Non mi prenda in giro.
«Bisogna ricostruire il partito democratico nel suo rapporto con il Paese. Il Pd è figlio di una stagione in cui si teorizzava che le ideologie erano finite, e servivano partiti aperti, senza strutture. Tutte queste idee erano sbagliate. Nello stesso tempo, la destra prendeva forza perché, al contrario, era ideologica e strutturata».
Ma anche lei ha sostenuto la nascita del Partito democratico.
«C’è stato un momento in cui si scongelava la guerra fredda, era giusto liberarsi di un certo bagaglio ideologico. Ma quando il Pd è nato, tra il 2007 e il 2008, la fase dell’ottimismo sul mondo globale era già finita; cominciava la grande crisi, in cui si perdono certezze, prevale la paura.
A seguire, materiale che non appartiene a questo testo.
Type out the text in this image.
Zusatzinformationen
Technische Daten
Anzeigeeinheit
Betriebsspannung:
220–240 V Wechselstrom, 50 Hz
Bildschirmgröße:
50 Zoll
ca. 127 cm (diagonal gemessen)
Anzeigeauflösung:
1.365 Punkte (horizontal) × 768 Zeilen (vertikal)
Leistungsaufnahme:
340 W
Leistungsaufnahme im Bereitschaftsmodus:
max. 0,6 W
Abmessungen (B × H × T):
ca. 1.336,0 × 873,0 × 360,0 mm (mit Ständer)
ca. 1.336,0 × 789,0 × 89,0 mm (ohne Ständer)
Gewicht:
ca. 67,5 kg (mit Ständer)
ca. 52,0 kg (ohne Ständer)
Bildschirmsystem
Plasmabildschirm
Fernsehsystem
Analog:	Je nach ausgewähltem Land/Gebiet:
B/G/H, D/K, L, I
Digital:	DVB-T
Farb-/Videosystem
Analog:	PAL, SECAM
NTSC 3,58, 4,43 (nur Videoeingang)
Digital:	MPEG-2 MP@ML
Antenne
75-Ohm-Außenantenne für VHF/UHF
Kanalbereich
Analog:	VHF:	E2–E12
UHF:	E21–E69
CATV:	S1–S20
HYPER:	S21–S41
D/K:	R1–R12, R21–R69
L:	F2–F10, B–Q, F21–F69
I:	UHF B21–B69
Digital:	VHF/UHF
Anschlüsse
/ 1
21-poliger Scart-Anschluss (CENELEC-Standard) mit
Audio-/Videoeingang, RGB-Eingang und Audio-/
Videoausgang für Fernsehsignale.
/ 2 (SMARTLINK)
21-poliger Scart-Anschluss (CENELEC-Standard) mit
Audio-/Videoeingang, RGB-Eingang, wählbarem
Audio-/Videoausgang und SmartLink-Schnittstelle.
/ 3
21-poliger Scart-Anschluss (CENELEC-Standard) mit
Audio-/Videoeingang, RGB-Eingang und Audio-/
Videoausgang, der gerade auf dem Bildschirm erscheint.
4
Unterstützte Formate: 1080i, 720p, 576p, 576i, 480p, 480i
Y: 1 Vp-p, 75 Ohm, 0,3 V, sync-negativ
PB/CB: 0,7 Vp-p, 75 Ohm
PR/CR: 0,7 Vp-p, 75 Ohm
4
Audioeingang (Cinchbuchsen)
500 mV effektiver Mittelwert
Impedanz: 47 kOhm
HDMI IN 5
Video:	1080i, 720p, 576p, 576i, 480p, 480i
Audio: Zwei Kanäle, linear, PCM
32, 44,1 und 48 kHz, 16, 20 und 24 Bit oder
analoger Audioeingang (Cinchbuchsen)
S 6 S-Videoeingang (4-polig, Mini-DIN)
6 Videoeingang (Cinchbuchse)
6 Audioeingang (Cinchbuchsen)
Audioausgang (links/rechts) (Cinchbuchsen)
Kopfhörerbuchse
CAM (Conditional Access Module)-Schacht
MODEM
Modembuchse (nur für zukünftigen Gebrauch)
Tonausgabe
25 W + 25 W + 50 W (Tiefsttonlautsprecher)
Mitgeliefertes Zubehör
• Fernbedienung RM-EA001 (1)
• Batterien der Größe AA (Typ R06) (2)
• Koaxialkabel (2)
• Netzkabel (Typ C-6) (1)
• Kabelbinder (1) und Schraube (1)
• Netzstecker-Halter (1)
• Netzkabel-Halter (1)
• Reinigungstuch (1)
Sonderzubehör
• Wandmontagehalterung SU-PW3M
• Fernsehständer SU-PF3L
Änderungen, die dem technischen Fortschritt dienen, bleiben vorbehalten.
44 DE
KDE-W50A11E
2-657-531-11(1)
Oggi c’è una minoranza che vede la globalizzazione come opportunità, e che vota a sinistra. Ma c’è una maggioranza che vive il presente con un senso di timore. Nel mondo la destra vince perché manda forti messaggi ideologici di appartenenza, di identità, di riaffermazione delle radici etniche e religiose».
E la sinistra?
«La sinistra deve tornare ad avere un messaggio ideale, anzi direi proprio ideologico: il riscatto sociale. L’eguaglianza. Un mito progressista, da contrapporre a quello regressivo della terra e del sangue. Guardi quant’è forte la destra in America…».
Biden non la convince?
«È suggestivo il messaggio neo-rooseveltiano incentrato sugli investimenti pubblici; che però è in contraddizione con il clima di guerra fredda instaurato verso la Cina. Un clima che può favorire il ritorno della destra a Washington».
La Cina non sta facendo molto per evitare una nuova guerra fredda.
«Cinque anni fa, la Cina era molto più aperta. Ora si sta chiudendo. Si sente vittima di una controffensiva che colpisce i suoi interessi; e una grande potenza che si sente aggredita reagisce con una chiusura nazionalista. Anche dal punto di vista della violazione dei diritti umani stiamo ottenendo un risultato opposto».
C’è stato il G20 a Roma.
«È stato molto ben condotto, ma dai risultati modesti. Il G20 era nato per avere al tavolo anche i cinesi e i russi; se non vengono, diventa un G7 allargato. Se da una parte cresce il boicottaggio verso le imprese cinesi e il tentativo di isolare la Cina anche militarmente con l’accordo Aukus sui sommergibili nucleari, dall’altra parte mi sembra difficile ottenere cooperazione sull’Afghanistan o un accordo sul clima. Non è così che funziona. Scelte difficili, come azzerare le emissioni per un Paese in piena crescita industriale, si possono avere solo in un quadro di collaborazione. Che ora non c’è. Quale interesse può avere l’Europa a spingere Cina e Russia a coalizzarsi contro l’occidente?».